The painful truth is, we are not as good as we project. We use the facade of a religious cover to bamboozle one another, we exploit friendships, we take advantage of one another, we lie – a lot, we are not sincere, we don’t believe in much of anything, our relationships with others are mostly transactional, we worship money and power, we hail mediocrity, our empathy circle is limited, we are more tribal than we admit, our sense of right and wrong is fluid, we are not as tolerant as we project, our kindness is conditional, our humility is suppressed grandiosity, our sacrifices come with expectations of a reward, money is more important to us than the religious values we parrot, our religion is based on fear and not faith, and loyalty is a premium. Even sadder, we wallow in denial of our true selves.

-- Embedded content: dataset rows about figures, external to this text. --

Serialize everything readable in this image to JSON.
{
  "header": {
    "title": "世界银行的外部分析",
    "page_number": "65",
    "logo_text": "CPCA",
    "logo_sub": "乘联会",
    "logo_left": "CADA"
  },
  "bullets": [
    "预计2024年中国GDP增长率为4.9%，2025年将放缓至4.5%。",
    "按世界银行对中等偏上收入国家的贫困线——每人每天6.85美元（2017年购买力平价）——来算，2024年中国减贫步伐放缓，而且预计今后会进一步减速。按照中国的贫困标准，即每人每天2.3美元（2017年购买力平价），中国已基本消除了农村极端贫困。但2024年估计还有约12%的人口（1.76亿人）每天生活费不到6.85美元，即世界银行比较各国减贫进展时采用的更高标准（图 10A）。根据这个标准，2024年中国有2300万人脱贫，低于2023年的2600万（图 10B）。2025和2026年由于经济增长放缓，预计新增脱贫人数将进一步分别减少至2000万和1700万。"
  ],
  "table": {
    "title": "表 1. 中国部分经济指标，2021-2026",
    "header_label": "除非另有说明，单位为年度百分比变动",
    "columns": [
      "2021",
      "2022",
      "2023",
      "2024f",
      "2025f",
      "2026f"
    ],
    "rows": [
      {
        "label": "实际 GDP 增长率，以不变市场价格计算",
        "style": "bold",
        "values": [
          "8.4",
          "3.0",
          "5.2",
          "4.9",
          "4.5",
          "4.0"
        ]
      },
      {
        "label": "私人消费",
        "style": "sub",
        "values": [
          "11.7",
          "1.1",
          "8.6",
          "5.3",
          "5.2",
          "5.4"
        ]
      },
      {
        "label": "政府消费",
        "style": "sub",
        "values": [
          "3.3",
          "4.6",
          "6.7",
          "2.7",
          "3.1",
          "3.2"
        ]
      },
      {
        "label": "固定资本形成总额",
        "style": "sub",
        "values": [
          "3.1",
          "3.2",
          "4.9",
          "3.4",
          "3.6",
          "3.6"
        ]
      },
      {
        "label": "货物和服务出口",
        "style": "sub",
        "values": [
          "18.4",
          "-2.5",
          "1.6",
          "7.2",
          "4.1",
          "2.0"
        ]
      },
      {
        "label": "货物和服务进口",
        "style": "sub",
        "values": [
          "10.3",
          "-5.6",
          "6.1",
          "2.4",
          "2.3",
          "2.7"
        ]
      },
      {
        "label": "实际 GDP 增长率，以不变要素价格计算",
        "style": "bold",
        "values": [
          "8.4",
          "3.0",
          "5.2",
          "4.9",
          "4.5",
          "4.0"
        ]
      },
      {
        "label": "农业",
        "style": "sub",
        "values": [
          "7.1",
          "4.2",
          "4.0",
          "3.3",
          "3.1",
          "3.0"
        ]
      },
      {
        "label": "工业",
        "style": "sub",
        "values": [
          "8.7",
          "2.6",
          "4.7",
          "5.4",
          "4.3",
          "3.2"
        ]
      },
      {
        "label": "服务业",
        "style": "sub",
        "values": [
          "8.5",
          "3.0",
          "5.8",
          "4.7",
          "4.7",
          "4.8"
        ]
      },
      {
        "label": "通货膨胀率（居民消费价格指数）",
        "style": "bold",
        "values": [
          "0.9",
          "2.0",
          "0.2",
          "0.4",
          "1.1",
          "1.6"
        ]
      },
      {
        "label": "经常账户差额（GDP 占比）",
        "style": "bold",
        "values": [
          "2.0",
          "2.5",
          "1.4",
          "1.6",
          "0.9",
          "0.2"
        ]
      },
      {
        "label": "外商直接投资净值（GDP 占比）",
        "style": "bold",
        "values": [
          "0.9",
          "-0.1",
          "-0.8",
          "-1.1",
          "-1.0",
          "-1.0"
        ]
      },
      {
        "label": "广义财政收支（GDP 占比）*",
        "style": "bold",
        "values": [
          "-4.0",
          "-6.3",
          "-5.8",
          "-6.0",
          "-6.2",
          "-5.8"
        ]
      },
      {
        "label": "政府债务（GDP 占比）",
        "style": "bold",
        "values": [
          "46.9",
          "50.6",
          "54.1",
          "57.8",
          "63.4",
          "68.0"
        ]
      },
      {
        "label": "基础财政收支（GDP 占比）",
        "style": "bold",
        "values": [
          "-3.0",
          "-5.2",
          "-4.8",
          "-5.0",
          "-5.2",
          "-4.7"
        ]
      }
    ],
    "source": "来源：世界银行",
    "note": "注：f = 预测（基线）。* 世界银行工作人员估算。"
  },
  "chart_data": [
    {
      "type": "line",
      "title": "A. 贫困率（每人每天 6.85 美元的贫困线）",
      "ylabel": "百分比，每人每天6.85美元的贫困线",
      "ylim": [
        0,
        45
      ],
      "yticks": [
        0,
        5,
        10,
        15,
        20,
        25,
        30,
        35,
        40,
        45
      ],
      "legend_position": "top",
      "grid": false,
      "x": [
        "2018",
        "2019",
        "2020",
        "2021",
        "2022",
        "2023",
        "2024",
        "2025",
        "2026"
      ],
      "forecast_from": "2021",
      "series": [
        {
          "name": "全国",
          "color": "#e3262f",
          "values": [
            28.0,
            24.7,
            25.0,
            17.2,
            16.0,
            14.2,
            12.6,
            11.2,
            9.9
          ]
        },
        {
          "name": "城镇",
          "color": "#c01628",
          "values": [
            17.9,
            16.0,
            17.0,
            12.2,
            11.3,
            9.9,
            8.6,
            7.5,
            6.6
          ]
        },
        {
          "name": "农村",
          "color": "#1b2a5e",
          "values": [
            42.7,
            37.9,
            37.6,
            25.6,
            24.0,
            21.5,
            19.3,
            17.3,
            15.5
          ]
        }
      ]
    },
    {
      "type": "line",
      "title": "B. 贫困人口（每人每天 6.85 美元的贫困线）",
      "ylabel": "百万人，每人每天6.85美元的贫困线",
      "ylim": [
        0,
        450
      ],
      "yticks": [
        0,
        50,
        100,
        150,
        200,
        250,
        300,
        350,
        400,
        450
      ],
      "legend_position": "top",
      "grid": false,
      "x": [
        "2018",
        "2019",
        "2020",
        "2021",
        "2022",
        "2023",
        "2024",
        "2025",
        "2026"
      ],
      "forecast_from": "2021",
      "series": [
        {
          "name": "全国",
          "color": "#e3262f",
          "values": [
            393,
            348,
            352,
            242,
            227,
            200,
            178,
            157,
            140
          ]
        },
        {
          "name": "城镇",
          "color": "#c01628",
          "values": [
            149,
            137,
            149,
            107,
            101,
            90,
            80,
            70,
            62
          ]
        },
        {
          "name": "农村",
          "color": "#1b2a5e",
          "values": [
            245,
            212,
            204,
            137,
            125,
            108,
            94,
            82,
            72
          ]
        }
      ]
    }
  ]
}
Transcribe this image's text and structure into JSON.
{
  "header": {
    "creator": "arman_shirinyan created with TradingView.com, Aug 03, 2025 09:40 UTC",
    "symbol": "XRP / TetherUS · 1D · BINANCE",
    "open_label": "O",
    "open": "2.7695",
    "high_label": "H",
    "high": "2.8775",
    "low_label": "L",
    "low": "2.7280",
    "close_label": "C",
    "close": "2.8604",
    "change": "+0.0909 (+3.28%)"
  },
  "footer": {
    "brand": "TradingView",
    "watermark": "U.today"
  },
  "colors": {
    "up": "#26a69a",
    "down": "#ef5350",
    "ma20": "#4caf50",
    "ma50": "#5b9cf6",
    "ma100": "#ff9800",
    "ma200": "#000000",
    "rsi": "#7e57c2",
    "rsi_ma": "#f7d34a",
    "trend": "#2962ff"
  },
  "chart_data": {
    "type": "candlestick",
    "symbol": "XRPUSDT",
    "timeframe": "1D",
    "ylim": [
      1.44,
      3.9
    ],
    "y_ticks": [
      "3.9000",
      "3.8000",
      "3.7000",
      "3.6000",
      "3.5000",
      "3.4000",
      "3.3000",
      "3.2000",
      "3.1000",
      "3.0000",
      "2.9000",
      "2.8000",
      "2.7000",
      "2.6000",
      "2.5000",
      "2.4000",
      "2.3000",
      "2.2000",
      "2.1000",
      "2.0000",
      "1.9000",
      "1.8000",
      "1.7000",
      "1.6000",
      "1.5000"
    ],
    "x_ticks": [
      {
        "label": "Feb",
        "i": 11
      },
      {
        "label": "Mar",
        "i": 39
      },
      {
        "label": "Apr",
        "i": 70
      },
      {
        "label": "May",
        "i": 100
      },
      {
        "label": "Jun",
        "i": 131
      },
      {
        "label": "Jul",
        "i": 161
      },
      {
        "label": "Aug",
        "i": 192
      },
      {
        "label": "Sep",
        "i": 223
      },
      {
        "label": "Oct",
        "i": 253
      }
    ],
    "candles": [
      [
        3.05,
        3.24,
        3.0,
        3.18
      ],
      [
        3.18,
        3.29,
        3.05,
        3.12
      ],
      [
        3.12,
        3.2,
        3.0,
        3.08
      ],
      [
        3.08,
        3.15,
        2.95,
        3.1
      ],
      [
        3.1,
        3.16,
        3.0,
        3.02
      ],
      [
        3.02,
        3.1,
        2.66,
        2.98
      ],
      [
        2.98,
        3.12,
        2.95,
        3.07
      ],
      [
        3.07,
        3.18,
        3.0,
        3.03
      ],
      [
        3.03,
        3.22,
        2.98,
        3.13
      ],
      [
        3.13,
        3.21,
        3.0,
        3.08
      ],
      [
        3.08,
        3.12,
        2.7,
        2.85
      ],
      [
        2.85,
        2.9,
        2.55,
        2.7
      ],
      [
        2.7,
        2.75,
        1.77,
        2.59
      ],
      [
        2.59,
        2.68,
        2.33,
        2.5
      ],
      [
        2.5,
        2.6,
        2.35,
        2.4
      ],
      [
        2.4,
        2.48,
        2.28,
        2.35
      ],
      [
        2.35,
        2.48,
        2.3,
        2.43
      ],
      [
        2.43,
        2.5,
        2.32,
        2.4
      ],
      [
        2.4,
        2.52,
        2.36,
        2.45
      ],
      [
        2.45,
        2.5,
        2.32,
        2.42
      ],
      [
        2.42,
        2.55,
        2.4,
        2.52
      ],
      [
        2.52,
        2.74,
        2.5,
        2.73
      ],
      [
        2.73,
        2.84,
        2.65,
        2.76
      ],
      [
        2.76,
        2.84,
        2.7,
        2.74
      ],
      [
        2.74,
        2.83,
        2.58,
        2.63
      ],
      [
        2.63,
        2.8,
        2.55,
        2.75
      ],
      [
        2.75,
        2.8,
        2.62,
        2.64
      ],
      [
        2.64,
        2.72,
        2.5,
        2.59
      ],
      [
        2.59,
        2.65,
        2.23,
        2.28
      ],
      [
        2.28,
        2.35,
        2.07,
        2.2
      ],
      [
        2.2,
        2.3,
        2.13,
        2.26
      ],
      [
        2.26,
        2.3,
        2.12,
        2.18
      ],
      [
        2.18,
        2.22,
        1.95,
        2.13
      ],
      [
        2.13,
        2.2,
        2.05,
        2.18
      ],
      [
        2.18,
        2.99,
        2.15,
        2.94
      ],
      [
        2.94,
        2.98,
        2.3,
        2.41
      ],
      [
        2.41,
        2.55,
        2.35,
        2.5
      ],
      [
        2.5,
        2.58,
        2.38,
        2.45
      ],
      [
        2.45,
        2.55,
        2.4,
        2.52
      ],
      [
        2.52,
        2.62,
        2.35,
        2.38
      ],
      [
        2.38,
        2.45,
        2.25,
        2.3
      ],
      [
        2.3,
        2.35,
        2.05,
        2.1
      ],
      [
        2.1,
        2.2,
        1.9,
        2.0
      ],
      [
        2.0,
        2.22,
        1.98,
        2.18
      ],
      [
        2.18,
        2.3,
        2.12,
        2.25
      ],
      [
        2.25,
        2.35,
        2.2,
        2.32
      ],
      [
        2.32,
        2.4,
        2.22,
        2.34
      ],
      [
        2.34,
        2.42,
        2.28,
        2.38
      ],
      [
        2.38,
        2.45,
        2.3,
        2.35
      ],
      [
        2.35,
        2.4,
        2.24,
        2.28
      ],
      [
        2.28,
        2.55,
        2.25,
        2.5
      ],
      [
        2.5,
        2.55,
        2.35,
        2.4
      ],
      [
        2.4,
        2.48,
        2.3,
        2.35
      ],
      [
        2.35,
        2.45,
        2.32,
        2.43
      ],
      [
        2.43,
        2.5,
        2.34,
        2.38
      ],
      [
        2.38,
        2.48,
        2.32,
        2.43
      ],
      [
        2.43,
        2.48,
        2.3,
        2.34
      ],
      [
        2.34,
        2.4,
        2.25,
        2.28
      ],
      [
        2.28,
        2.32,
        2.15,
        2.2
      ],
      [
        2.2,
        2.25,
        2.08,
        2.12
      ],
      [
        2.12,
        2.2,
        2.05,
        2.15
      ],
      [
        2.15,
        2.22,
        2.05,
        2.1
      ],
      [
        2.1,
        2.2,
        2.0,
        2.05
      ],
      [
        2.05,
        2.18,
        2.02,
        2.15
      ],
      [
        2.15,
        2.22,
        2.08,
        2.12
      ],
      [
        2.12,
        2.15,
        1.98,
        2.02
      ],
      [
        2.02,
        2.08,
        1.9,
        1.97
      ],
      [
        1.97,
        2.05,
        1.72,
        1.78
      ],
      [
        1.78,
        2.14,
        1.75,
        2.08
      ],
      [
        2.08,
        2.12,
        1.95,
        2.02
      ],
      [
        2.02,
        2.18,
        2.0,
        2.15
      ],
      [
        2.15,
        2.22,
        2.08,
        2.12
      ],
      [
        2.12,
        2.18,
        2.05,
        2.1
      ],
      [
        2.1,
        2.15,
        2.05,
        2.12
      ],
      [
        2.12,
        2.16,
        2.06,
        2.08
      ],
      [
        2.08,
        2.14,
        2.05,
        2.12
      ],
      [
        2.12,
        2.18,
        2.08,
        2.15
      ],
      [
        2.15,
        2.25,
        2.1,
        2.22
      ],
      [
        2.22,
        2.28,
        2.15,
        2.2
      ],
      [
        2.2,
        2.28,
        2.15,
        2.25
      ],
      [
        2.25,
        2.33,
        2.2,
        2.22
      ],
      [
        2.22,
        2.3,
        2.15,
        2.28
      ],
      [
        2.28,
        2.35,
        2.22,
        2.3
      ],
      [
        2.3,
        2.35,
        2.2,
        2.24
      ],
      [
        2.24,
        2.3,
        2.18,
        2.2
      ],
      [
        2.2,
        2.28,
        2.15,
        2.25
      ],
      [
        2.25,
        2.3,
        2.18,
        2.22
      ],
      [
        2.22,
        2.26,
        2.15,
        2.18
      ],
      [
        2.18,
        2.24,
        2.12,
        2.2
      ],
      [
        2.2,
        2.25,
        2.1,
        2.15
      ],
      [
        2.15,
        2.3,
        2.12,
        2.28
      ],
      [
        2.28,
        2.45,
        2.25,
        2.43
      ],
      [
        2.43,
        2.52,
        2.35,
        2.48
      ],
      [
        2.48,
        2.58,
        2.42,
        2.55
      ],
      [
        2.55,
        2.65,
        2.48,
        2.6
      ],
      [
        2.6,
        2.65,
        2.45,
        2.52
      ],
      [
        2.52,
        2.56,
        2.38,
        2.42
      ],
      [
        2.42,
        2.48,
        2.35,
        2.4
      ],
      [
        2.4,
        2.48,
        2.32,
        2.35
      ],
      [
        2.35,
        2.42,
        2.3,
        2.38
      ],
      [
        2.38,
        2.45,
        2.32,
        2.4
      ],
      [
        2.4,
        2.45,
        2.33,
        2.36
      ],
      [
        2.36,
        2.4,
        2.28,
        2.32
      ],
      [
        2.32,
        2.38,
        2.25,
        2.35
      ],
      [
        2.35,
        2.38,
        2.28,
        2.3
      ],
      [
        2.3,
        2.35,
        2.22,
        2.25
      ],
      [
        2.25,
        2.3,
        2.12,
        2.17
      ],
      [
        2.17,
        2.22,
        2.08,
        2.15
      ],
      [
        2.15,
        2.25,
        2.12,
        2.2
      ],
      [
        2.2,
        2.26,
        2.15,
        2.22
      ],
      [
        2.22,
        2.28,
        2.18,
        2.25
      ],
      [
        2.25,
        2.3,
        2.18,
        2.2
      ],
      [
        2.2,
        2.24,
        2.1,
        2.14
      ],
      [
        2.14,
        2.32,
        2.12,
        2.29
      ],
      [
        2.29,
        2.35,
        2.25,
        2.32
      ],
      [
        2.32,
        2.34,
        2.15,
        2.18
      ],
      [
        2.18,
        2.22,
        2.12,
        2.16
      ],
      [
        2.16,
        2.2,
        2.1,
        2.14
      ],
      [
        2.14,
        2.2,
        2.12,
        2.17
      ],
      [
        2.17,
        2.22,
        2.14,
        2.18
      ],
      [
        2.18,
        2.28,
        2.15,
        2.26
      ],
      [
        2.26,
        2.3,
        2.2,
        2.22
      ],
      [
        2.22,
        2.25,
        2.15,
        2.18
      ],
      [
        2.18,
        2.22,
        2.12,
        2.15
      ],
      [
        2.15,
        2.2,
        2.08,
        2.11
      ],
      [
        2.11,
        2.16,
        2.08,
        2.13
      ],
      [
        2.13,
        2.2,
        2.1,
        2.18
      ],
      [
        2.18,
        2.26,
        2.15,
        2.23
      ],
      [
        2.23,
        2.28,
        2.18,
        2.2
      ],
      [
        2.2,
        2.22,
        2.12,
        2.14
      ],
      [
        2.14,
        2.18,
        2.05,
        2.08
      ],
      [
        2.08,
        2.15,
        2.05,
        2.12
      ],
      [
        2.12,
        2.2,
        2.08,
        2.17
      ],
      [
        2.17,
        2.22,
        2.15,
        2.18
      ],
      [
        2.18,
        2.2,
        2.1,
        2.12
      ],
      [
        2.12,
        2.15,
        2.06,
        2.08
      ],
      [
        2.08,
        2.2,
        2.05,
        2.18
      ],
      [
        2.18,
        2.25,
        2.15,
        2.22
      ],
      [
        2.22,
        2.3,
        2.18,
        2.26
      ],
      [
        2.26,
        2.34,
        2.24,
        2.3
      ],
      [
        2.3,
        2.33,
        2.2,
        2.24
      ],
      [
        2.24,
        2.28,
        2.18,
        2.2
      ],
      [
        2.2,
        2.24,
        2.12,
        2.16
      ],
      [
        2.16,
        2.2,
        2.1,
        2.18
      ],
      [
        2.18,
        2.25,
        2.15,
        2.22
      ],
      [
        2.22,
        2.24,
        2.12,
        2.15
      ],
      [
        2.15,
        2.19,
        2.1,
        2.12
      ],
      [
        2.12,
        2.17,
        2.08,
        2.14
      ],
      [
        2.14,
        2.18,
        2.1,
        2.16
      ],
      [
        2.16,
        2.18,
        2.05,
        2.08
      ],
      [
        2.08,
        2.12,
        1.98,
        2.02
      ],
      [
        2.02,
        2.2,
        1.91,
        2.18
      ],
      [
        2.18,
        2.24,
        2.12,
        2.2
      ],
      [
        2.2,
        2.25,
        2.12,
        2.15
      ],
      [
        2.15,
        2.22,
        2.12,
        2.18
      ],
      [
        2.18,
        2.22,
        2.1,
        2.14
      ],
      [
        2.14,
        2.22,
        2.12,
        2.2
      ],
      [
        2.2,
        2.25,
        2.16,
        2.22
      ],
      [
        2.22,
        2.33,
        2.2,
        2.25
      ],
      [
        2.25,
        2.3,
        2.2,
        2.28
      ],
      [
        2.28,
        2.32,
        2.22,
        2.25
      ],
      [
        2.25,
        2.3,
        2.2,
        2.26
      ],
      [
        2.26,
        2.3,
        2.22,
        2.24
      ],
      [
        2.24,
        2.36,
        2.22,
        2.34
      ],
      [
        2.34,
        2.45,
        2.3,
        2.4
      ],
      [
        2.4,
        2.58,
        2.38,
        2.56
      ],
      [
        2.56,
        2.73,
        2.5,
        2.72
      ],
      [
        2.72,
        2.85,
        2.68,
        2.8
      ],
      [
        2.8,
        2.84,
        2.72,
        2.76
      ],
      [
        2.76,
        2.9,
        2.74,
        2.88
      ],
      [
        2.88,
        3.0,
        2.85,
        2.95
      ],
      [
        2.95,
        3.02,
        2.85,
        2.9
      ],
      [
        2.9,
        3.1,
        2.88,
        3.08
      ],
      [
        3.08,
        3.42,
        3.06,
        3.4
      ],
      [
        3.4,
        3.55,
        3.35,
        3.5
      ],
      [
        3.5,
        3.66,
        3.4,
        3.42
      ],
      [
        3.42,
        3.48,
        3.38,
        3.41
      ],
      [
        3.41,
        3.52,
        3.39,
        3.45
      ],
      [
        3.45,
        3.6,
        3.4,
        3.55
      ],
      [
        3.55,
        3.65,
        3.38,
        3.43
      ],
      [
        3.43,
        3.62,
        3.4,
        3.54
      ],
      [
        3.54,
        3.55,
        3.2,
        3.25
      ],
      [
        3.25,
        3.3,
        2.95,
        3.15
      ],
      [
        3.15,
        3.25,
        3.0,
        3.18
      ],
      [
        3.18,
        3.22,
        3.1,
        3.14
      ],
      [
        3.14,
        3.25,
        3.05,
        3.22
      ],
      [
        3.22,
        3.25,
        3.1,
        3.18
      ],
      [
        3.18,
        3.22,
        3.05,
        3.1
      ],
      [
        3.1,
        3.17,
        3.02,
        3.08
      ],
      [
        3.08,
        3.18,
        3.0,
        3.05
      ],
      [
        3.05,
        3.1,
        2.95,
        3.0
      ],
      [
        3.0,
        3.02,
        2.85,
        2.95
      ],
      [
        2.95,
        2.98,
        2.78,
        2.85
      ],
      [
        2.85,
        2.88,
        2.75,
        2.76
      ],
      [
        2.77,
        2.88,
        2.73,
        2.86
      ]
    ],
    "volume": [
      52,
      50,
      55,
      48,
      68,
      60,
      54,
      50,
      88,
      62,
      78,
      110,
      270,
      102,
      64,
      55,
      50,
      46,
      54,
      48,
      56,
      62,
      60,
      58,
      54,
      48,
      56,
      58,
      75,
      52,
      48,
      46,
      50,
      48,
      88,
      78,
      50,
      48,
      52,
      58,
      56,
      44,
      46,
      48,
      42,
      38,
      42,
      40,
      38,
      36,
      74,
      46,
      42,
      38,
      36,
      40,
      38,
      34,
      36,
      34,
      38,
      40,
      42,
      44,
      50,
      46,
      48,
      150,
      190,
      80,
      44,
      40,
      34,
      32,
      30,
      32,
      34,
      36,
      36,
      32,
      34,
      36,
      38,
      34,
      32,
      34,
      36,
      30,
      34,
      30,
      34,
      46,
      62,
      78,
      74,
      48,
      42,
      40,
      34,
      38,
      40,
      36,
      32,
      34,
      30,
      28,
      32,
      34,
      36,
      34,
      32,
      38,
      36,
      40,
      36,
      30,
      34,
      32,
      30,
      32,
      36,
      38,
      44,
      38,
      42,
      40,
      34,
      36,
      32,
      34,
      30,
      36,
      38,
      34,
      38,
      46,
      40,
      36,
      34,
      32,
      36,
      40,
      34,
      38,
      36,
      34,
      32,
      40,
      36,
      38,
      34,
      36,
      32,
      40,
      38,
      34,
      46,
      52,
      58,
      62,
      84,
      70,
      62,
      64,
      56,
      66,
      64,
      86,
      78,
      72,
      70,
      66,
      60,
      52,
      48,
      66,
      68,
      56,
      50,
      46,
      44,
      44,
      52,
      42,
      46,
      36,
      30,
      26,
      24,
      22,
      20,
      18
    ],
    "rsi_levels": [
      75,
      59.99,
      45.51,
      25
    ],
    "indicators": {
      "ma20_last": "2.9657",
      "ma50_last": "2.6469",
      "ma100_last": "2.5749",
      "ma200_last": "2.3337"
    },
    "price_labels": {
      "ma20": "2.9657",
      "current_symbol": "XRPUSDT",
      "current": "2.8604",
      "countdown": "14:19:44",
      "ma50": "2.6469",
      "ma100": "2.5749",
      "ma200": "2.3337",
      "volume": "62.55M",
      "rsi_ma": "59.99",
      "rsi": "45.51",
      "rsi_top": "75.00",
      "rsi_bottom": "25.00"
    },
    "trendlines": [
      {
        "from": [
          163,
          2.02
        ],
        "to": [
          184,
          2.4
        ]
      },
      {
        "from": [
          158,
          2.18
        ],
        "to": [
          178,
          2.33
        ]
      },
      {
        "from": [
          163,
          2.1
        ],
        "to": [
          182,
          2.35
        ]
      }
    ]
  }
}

Because too many of us wallow in denial, many would read this and hiss at me! Instead of reflecting, they’d claim I’m generalising and feign outrage because denial is titillating. Others would read this and insist I’m referring to the others. Not them. And that is because denial has sunk its teeth too deep into their soul. Some would even read this and insult me because that is who they are. It’s the only way they can soothe their battered conscience. When I said the Dictator Is Us, I wasn’t commending Yahya Jammeh for being one of us; I was normalising him because everything about Yahya Jammeh is as Gambian as it can be. You trust the average person in this colonial space at your peril. Don’t say I didn’t warn you.
Whoever gave my number to any “journalist” without my permission, mmang yangfa, balalu mala ahaa! Yes, I hold grudges! It’s the Gambian in me.